Description and Analysis
1836 SILVER GOBRECHT J-60 $1 PF
Description & Analysis
Judd-60 features the same design as on J-58/59, but the engraver's signature C. GOBRECHT F. (for fecit, or "he made it") has been discretely relocated onto Liberty's base where it is less conspicuous, and the letters are incuse. This is the most often seen variety of Gobrecht Dollar, as far more were coined than of any other. It's now generally accepted that the majority of these coins were issued as currency, though their distinctive reverse design led to many examples being retrieved from circulation with varying degrees of wear and/or damage.

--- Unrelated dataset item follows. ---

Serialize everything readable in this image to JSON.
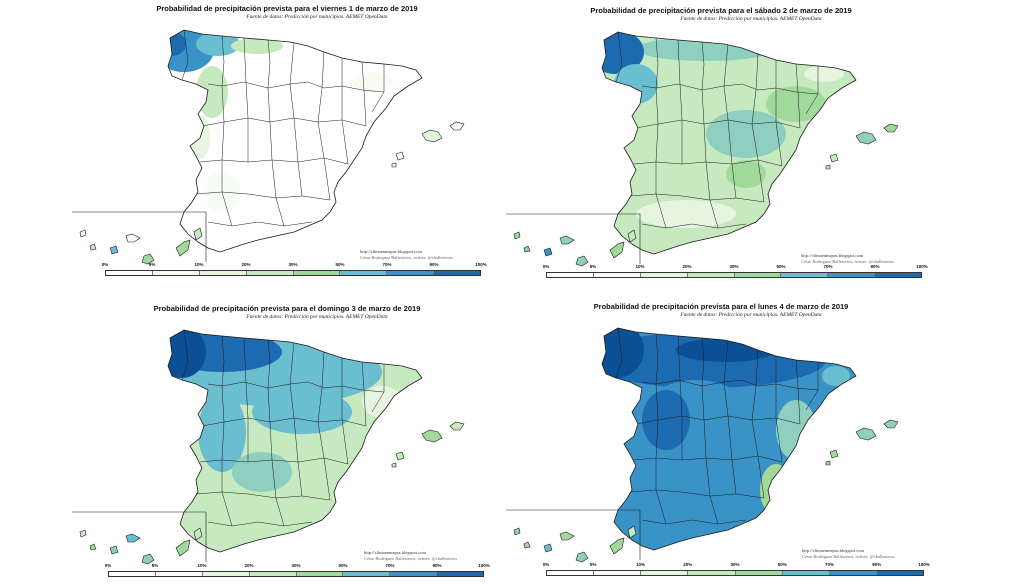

There were actually three issues of this variety in silver. The first emission of 1836 was produced to the pre-1837 standard for fineness and weight, with 1,000 pieces coined. The dies are inverted in the normal "coin rotation" typical of United States issues, and the eagle correctly flies upward, with the legend stops balanced on a single horizontal plane. Another 600 were struck early the following year, with the dies in "medal rotation." This may have been done intentionally as some test of striking and wearing quality from one emission to the next. Finally, restrikes were produced during the 1860s-70s having the dies in coin rotation but with the eagle incorrectly flying level. The conform to the 1837 standard of .900 fine silver and a weight of 412.5 grains.